Что и говорить, происшествие было не из приятных.
Страшно смотреть, когда горит подбитая машина.
Только что самолет был ловок, увертлив, он чертил в небе немыслимые кривые, нападая и уходя от врага, казалось, в нем клокочет неиссякаемая сила. Но вот шальная очередь,- и силы разом оставляют машину. Она снижает скорость, теряет управление и начинает клевать носом. Густой шлейф дыма тянется за ней следом. А пули, словно пригоршни града, стучат по фюзеляжу, по плоскостям, по бронеспинке. Враг остервенело добивает самолет-подранок. И вот уж огонь врывается в кабину, будто он давно был наготове и только ждал сигнала, чтобы охватить самолет, пилота своими цепкими кроваво-красными щупальцами.
Сейчас летчику остается одно – рывком откинуть колпак, поймать ртом несущийся навстречу воздух, затем отстегнуть ремень, одним движением метнуться, перевалить через борт кабины и – падать, падать. Это право летчика – покинуть горящую машину, по всем законам военным и просто человеческим.
Все происходит быстро, чрезвычайно быстро. Закон земного притяжения уже целиком завладел самолетом, еще мгновение, и он, объятый мощным пламенем, все круче и неудержимее устремляется к земле.
Так, в пламени и дыму, пронесся мимо меня самолет Володи Пешкова, старого боевого друга, великолепного летчика, Героя Советского Союза. Сколько я ни смотрел, летчик не показался. Он не откинул фонарь и не перевалился через борт кабины. Видимо, Володя получил ранение. Он так и не выбросился на парашюте…
Мы вели тяжелый неравный бой. На два наших звена навалилось восемнадцать «мессершмиттов». Бой шел под Батайском, над нашим же аэродромом, который мы только что оставили. Машина Володи сгорела на своей земле.
Володю Пешкова знали не только в нашем полку. Его любили и старшие начальники, и подчиненные. Боевой умелый летчик, он пользовался всеобщим уважением и непререкаемым авторитетом. Что же касается меня, то с Володей нас давно связывала дружба.

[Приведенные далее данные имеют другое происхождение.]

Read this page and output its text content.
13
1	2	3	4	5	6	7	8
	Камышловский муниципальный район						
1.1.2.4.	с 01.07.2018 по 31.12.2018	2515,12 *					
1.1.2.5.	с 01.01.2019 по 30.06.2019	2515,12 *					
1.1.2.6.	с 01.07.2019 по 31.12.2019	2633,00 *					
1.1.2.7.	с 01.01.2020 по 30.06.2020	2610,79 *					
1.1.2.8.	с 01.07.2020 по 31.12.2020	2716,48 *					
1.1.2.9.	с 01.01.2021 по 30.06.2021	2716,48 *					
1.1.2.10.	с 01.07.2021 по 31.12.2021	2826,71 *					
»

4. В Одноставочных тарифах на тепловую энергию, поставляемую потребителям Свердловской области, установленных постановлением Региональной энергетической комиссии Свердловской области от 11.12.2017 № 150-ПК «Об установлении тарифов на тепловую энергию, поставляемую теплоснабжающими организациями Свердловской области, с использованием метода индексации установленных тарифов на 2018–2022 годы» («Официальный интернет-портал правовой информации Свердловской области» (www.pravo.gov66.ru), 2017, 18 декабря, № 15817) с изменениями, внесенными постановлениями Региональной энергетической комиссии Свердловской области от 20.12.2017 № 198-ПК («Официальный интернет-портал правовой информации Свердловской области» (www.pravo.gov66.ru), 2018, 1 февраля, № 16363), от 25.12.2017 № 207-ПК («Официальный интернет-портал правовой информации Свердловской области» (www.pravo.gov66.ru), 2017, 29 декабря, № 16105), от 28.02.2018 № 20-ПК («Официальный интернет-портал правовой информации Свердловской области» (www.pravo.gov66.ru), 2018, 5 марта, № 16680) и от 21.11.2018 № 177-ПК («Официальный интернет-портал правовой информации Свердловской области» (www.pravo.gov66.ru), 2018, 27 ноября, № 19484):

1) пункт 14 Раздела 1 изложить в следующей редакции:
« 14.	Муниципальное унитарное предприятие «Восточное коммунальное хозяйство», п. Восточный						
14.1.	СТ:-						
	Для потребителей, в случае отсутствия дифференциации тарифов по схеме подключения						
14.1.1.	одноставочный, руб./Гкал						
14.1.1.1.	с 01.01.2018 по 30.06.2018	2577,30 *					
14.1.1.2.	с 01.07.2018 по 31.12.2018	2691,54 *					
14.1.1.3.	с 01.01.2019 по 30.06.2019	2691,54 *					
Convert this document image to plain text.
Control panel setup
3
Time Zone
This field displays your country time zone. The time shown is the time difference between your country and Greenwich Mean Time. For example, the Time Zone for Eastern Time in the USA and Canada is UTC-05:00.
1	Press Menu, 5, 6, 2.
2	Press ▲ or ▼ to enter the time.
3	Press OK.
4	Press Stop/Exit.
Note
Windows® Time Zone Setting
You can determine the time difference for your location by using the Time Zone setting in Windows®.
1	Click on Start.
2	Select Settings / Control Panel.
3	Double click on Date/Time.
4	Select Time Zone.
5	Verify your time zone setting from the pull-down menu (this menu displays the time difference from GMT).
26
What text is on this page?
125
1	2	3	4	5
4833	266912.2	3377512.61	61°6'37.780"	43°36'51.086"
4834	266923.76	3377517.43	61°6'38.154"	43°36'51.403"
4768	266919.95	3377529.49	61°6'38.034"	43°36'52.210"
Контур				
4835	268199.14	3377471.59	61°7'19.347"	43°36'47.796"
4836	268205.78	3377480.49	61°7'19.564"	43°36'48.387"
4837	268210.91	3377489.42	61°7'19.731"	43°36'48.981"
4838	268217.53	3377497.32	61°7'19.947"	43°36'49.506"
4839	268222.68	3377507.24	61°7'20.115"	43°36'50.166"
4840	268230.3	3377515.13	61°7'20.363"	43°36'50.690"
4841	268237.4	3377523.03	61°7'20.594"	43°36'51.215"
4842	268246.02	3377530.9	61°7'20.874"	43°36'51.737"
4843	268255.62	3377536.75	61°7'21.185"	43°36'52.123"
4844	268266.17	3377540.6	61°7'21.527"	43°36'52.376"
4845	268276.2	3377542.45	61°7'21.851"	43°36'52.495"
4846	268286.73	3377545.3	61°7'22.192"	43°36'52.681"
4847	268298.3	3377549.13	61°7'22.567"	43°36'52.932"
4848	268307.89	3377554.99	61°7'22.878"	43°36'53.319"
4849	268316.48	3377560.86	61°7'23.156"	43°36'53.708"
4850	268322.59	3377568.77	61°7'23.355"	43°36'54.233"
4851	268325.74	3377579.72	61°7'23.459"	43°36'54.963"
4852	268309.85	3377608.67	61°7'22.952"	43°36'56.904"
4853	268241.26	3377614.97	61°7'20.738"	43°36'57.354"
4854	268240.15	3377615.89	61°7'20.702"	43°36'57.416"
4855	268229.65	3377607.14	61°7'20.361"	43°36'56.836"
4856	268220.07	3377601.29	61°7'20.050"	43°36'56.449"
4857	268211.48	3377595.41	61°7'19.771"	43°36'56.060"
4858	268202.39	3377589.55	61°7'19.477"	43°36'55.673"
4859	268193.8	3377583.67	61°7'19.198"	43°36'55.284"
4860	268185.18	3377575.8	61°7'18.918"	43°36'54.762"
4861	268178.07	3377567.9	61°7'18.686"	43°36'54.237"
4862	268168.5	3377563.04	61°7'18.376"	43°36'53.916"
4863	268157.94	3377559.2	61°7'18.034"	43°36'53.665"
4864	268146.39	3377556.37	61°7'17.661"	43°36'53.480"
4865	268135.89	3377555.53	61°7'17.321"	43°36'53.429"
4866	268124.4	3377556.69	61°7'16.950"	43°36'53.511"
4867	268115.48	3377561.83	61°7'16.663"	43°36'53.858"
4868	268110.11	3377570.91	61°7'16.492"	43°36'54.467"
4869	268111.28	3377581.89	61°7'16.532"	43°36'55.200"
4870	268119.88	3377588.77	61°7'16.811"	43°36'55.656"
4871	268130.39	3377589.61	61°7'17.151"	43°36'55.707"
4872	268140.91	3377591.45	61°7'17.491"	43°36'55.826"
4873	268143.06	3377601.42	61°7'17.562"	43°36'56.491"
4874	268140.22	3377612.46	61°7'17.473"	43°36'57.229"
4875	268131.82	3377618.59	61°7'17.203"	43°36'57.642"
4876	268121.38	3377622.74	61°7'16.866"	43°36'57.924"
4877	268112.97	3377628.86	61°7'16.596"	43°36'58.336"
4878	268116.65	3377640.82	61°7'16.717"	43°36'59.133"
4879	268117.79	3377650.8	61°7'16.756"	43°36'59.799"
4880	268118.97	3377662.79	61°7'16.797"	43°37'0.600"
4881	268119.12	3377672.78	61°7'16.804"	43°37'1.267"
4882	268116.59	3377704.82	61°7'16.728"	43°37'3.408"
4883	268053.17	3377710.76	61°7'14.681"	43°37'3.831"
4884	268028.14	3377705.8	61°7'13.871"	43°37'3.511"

Мы вместе начинали службу, воевали против белофиннов, В Кремле, в тот счастливый памятный год, мы одновременно получали правительственные награды. Да и давно ли это было? Какой-то год назад, может, чуть более.
Прекрасных парней уносит на войне смерть…
В бою, который мы вели, вместе с нами были молодые летчики, их-то и опекал Володя. Стремясь поспеть всюду, он проглядел атаку немецкого аса и получил смертельную очередь.
В бою долго раздумывать не приходится. А особенно в таком бою, когда силы противника втрое больше.
Володю сбил старый опытный летчик. Я еще с самого начала боя обратил внимание на этот «мессершмитт». Он атаковал умело и стремительно. Тогда на нашем участке фронта появилось множество немецких асов, получивших немалый боевой опыт в Европе. После Ростова немцам открылась дорога на Кавказ и Сталинград, они бросили на ударные участки свои лучшие силы.
Гибель Володи Пешкова так и стояла у меня перед глазами. Какие-то считанные мгновения, пустяковая оплошность,- и человека нет. Погиб такой опытный летчик!
Я стал охотиться за зловещим «мессершмиттом». Выбирать удачный момент пришлось долго: вражеская машина носилась в воздухе, как сильный, беспощадный хищник. Зайти ей в хвост было не так-то просто. Но в одном из виражей я добился своего – наконец передо мной хвост вражеской машины. В своем прицеле, как говорят летчики, я вижу даже заклепки «мессершмитта». Пора открывать огонь!… Но в этот момент сильный удар потряс мой самолет. Раздался резкий треск, как будто чьи-то гигантские клещи с чудовищной силой разрывали обшивку. Я понял сразу – пушечная очередь. Увлекшись охотой, я совсем забыл об опасности… Хотя как тут за всем уследишь в этой сумбурной воздушной свалке?
Пушечная очередь убила в самолете стремительность. В тот миг я почувствовал машину как живое существо. Оно было все в напряжении, в полете, в нем клокотали сотни лошадиных сил, и вдруг смертельная рана – и все кончено. Так на полном скаку умирает здоровое полнокровное животное. Заряд охотника попадает ему в сердце, оно уже мертво, но делает несколько прыжков механически, по инерции набранного бега.